House debates

Monday, 25 August 2025

Bills

Repeal Net Zero Bill 2025; Second Reading

10:03 am

Photo of Llew O'BrienLlew O'Brien (Wide Bay, National Party) Share this | Hansard source

I rise to speak in support of Repeal Net Zero Bill 2025, brought forward by the member for New England, and I commend him for doing so. At the start, I'll say the obvious: climate change is real. With a global population of over eight billion people, obviously the industries that support them have an effect on climate change, and this is something that we need to manage as a government. But it's how we do that that counts, and I believe that we haven't got those settings right—not even close at the moment.

When we signed up to net zero, in 2021, we did so on the premise that the whole world was decarbonising and that the major emitters were going to take it seriously, and, four years on, it's obvious that that's not the case. China, the biggest emitter in the world, last year alone constructed 94 gigawatts of coal-fired power. It is mining coal at an unprecedented rate; it is not giving it up. India is also investing heavily in coal, and its targets under this agreement are so far out into the future that they're almost worthless. Russia is at war with Ukraine; its emissions are going up. It's building infrastructure to pipe gas into China. The US has started a formal process to get out of the agreement. Why? Because it's putting its people and its economy first, and that's what we need to do in Australia. But what are we doing in Australia? We have a government in Australia that is engaging in one of the greatest acts of economic self-sabotage in the history of the nation, pursuing 82 per cent wind and solar targets that are destroying rural and regional Australia. They're tearing our communities apart. They're pitting community member against community member. Sadly, in some cases, they're pitting family member against family member, and that is tragic. And for what? For the most expensive electricity in the world. A lot of our prime agricultural land is being carpeted with these Chinese solar panels. In the greatest act of hypocrisy our pristine, prime, beautiful forests are being mowed down in the name of environmentalism to construct wind turbines.

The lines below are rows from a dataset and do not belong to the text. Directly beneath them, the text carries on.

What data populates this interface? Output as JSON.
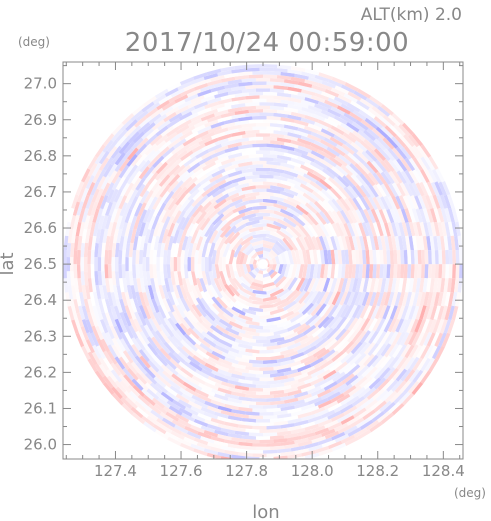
{
  "chart_data": {
    "type": "heatmap",
    "title": "2017/10/24 00:59:00",
    "subtitle": "ALT(km) 2.0",
    "xlabel": "lon",
    "ylabel": "lat",
    "x_unit": "(deg)",
    "y_unit": "(deg)",
    "xlim": [
      127.24,
      128.46
    ],
    "ylim": [
      25.96,
      27.06
    ],
    "x_ticks": [
      127.4,
      127.6,
      127.8,
      128.0,
      128.2,
      128.4
    ],
    "y_ticks": [
      26.0,
      26.1,
      26.2,
      26.3,
      26.4,
      26.5,
      26.6,
      26.7,
      26.8,
      26.9,
      27.0
    ],
    "x_tick_labels": [
      "127.4",
      "127.6",
      "127.8",
      "128.0",
      "128.2",
      "128.4"
    ],
    "y_tick_labels": [
      "26.0",
      "26.1",
      "26.2",
      "26.3",
      "26.4",
      "26.5",
      "26.6",
      "26.7",
      "26.8",
      "26.9",
      "27.0"
    ],
    "radar_center": {
      "lon": 127.85,
      "lat": 26.5
    },
    "radar_radius_deg_lon": 0.61,
    "colors": {
      "positive": "#ff8f8f",
      "negative": "#8f8fff",
      "neutral": "#ffffff",
      "axis": "#888888"
    },
    "grid": false
  }
}
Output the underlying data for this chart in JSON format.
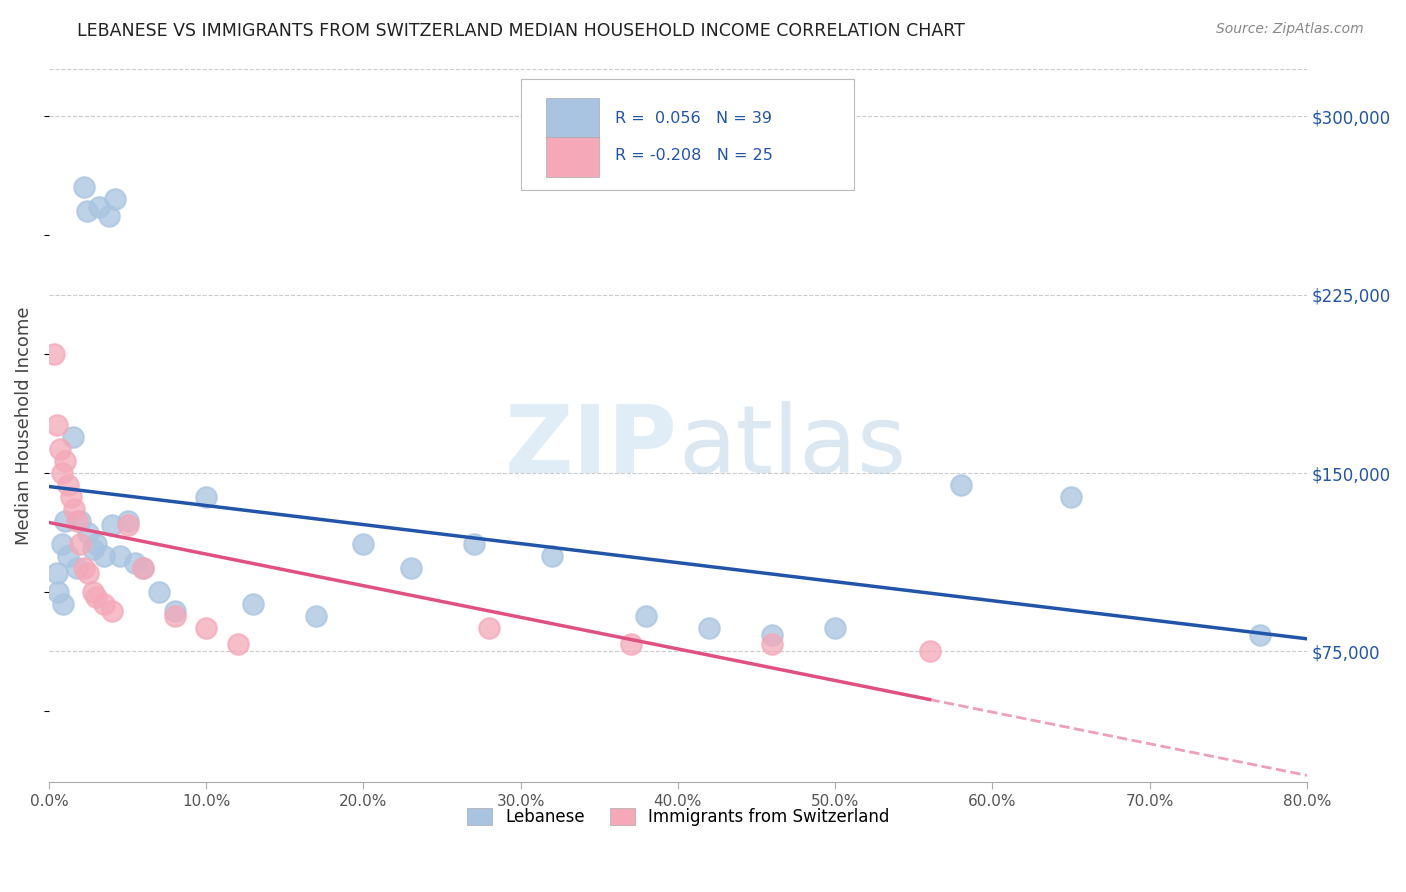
{
  "title": "LEBANESE VS IMMIGRANTS FROM SWITZERLAND MEDIAN HOUSEHOLD INCOME CORRELATION CHART",
  "source": "Source: ZipAtlas.com",
  "ylabel": "Median Household Income",
  "y_ticks": [
    75000,
    150000,
    225000,
    300000
  ],
  "y_tick_labels": [
    "$75,000",
    "$150,000",
    "$225,000",
    "$300,000"
  ],
  "x_min": 0.0,
  "x_max": 0.8,
  "y_min": 20000,
  "y_max": 320000,
  "legend_labels": [
    "Lebanese",
    "Immigrants from Switzerland"
  ],
  "R_blue": 0.056,
  "N_blue": 39,
  "R_pink": -0.208,
  "N_pink": 25,
  "blue_color": "#a8c4e0",
  "pink_color": "#f4a8b8",
  "blue_line_color": "#2255aa",
  "pink_line_color": "#e05080",
  "blue_scatter_x": [
    0.022,
    0.024,
    0.032,
    0.038,
    0.042,
    0.008,
    0.01,
    0.012,
    0.015,
    0.018,
    0.02,
    0.025,
    0.028,
    0.03,
    0.035,
    0.04,
    0.045,
    0.05,
    0.055,
    0.06,
    0.07,
    0.08,
    0.1,
    0.13,
    0.17,
    0.2,
    0.23,
    0.27,
    0.32,
    0.38,
    0.42,
    0.46,
    0.5,
    0.58,
    0.005,
    0.006,
    0.009,
    0.65,
    0.77
  ],
  "blue_scatter_y": [
    270000,
    260000,
    262000,
    258000,
    265000,
    120000,
    130000,
    115000,
    165000,
    110000,
    130000,
    125000,
    118000,
    120000,
    115000,
    128000,
    115000,
    130000,
    112000,
    110000,
    100000,
    92000,
    140000,
    95000,
    90000,
    120000,
    110000,
    120000,
    115000,
    90000,
    85000,
    82000,
    85000,
    145000,
    108000,
    100000,
    95000,
    140000,
    82000
  ],
  "pink_scatter_x": [
    0.003,
    0.005,
    0.007,
    0.008,
    0.01,
    0.012,
    0.014,
    0.016,
    0.018,
    0.02,
    0.022,
    0.025,
    0.028,
    0.03,
    0.035,
    0.04,
    0.05,
    0.06,
    0.08,
    0.1,
    0.12,
    0.28,
    0.37,
    0.46,
    0.56
  ],
  "pink_scatter_y": [
    200000,
    170000,
    160000,
    150000,
    155000,
    145000,
    140000,
    135000,
    130000,
    120000,
    110000,
    108000,
    100000,
    98000,
    95000,
    92000,
    128000,
    110000,
    90000,
    85000,
    78000,
    85000,
    78000,
    78000,
    75000
  ],
  "watermark_zip": "ZIP",
  "watermark_atlas": "atlas",
  "background_color": "#ffffff",
  "grid_color": "#cccccc"
}
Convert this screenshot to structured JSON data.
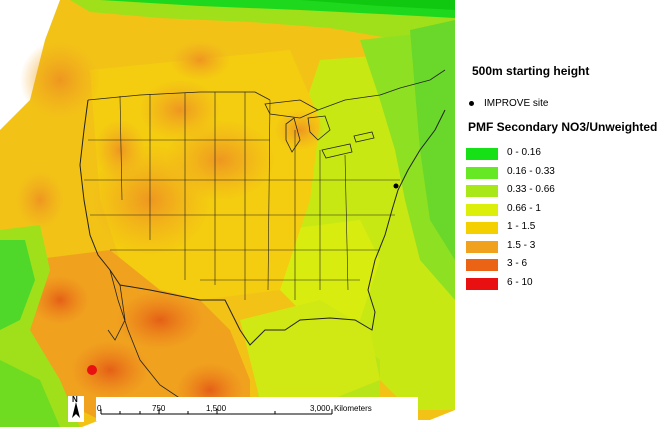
{
  "legend": {
    "height_title": "500m starting height",
    "site_label": "IMPROVE site",
    "variable_title": "PMF Secondary NO3/Unweighted",
    "classes": [
      {
        "label": "0 - 0.16",
        "color": "#16e016"
      },
      {
        "label": "0.16 - 0.33",
        "color": "#66e824"
      },
      {
        "label": "0.33 - 0.66",
        "color": "#a8e818"
      },
      {
        "label": "0.66 - 1",
        "color": "#dcef0a"
      },
      {
        "label": "1 - 1.5",
        "color": "#f5d000"
      },
      {
        "label": "1.5 - 3",
        "color": "#f0a21e"
      },
      {
        "label": "3 - 6",
        "color": "#eb6314"
      },
      {
        "label": "6 - 10",
        "color": "#e81010"
      }
    ]
  },
  "scalebar": {
    "ticks": [
      "0",
      "750",
      "1,500",
      "3,000"
    ],
    "units": "Kilometers"
  },
  "north_arrow": {
    "label": "N"
  }
}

How did we get into this crazy space? We got into it because we had a prime minister who promised us cheap electricity. He promised us prosperity and jobs, and that has all been a total and utter mistruth. He promised us some sort of renewable energy superpower and that we'd have so much of an abundance of this electricity that we could break through the normal barriers of physics and economics and create an industry of green hydrogen. He promised we'd export this to the world, and it would be so fantastic! But what has happened? It has been a spectacular failure—in Gladstone, in the Hunter and in South Australia, and it's cost the taxpayer an absolute fortune.

The Prime Minister stood here in this very chamber when he was giving his second reading speech for the climate change bill and talked about this wonderful SunCable project from the Northern Territory that was going to have such vast amounts of renewable energy that we'd be exporting it to Asia. Well, within 18 months of saying that, what happened? It went into voluntary receivership; it's been downscaled, and now it has so many question marks over it that it's a joke. It's an absolute joke! I'll tell you what is real. What is real is the lives of business people who are trying to survive in this country, who are going insolvent at an incredible rate—33,000 of them since this transition to net zero began. It is crippling our productivity. It is seeing our manufacturing go offshore because we're not competitive. We have lost industries like our urea industry that is absolutely fundamental to agriculture. Our plastics industry and our nickel industry have gone offshore. Our heavy metal smeltering is on life support because it is captured in the safeguard mechanism. This is a nightmare that needs to stop.

Voting to stop this blind obsession with net zero doesn't mean you don't believe in climate change. It doesn't mean you're a good citizen. It just means that you are reassessing and looking at the world around us, our global environment, that is saying that this is not working. It's saying that you want to make Australia resilient as we go into an uncertain future; that's what it is saying. I commend this bill to the House.